Perpanjang Ijin Penggunaan Tanah Makam (IPTM) TPU Karet Pasar Baru

Perpanjang Ijin Penggunaan Tanah Makam (IPTM) TPU Karet Pasar Baru

Another 3 years passed by

Ga kerasa, udah berlalu lagi 3 tahun, saatnya mengurus kembali dokumen Alm. Ayah.
Ijin Penggunaan Tanah Makam (IPTM), adalah sebuah dokumen Ijin yang dikeluarkan oleh pemerintah untuk penggunaan Tanah Makam, kira-kira seperti bayar kontrakan kalau kita masih hidup.
Ada beberapa ketentuan untuk mengurus IPTM, yaitu..

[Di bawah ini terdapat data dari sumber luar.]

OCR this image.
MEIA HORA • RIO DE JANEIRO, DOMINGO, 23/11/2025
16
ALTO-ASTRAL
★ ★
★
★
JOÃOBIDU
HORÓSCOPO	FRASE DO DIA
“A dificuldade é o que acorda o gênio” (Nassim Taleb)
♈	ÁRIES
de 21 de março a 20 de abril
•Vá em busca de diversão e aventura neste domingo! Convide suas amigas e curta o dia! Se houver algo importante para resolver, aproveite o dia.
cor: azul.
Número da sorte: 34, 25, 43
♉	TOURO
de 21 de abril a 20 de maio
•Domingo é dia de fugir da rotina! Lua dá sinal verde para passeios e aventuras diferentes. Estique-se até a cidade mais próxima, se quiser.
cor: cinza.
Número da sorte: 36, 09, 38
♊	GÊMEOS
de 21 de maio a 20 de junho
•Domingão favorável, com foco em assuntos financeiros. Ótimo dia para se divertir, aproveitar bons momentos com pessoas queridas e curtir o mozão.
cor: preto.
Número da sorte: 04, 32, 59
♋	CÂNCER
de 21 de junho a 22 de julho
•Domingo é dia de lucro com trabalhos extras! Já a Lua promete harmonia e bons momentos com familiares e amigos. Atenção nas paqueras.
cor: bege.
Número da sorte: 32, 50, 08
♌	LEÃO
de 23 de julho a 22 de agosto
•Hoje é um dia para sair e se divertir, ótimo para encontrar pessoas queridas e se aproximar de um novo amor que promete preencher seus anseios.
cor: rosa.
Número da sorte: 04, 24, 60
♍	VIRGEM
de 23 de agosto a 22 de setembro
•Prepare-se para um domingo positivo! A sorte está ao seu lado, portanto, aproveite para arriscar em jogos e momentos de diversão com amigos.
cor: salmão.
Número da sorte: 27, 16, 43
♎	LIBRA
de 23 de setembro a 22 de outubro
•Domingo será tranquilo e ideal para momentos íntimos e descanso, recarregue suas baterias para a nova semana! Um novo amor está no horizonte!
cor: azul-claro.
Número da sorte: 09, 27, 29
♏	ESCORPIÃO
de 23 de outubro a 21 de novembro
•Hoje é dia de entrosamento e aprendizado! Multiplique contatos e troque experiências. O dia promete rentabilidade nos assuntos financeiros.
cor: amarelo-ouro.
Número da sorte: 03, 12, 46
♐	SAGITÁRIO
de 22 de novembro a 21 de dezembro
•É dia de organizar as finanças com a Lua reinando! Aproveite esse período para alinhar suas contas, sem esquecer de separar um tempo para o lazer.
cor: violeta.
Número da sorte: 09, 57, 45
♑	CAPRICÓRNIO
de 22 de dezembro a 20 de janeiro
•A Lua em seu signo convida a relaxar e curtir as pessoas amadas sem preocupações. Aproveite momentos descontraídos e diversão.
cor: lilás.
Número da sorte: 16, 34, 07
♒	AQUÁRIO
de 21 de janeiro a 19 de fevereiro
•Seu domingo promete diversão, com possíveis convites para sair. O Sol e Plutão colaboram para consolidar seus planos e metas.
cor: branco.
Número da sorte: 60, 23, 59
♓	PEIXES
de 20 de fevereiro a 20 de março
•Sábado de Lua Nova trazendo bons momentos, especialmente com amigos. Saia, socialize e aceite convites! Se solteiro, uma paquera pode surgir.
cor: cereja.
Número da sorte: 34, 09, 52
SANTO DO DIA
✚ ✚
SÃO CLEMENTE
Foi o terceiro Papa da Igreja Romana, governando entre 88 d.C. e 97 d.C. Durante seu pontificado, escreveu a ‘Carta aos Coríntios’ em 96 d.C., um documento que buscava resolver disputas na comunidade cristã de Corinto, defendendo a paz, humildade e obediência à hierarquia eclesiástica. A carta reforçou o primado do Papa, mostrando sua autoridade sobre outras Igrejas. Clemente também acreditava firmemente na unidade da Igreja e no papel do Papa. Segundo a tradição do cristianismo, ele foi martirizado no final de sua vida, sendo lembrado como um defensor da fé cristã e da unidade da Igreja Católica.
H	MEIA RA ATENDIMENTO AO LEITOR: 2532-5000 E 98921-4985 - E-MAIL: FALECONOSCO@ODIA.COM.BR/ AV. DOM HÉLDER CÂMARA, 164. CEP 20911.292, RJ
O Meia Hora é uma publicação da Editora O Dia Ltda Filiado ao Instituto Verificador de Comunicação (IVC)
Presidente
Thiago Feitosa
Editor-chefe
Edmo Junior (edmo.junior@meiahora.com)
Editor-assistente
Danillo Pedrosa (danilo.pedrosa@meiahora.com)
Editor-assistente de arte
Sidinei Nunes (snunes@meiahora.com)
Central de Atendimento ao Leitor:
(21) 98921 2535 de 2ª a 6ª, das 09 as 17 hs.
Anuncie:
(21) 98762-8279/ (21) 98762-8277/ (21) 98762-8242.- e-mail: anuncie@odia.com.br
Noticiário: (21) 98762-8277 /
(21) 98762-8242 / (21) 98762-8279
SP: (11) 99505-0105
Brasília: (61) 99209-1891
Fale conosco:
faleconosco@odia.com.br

IPTM dikeluarkan per-3 tahun,
jadi ga bisa bayar dimuka untuk berpuluh tahun, kudu diurus per 3 tahun, jadi terserah deh mau sang ahli waris sedang berada dimana, begitu sudah masuk bulannya atau atleast 1 bulan sebelumnya baru bisa diurus perpanjangannya, kebetulan kemarin bahkan Ra diceritakan oleh petugasnya, ada yang datang dari Medan untuk perpanjang IPTM disini. Dan ga bisa juga asal sempat trus mengurus, kemarin ada yang ditolak oleh petugasnya, karena masih terlalu lama, lebih dari 3 bulan lagi baru abis.

IPTM boleh telat diurus sampai maksimal 3 bulan

Yups, di suratnya dituliskan begitu, sampai maksimal 3 bulan telat, kalau tidak, maka otomatis Tanah Makam akan digunakan untuk jenazah lain.

IPTM diurus di PTSP (Pelayanan Terpadu Satu Pintu) Kelurahan Mana aja.
Ra ngejalanin sendiri, berKTP Jakarta Selatan, Dulu alamat Ayah di Jakarta Barat, Taman Pemakaman Umum (TPU) Karet ini di Jakarta Pusat, tidak ada keharusan mengurusnya di Kelurahan Alamat Mira, Alamat Ayah atau TPU. Saran, mending di PTSP kelurahan terdekat TPU aja.

Oh iya, kalau dulu IPTM dikeluarkan dari kantor TPU sekarang pengurusan IPTM lebih terintegrasi, online..tsaaah keren lah pokoknya..prok..prook..

Yang harus dilakukan adalah :

1. Mempersiapkan berkas :
a.Ijin Penggunaan Tanah Makam (IPTM) ASLI yang dimiliki sebelumnya, jika tidak ada, bikin surat kehilangan dari kepolisian
b. Fotocopi IPTM terdahulu 2lembar
c. Fotocopi KTP ahli waris/ keluarga 2 lembar (KTP yang datang mengurus saja, bukan seluruh ahli waris yaaaa)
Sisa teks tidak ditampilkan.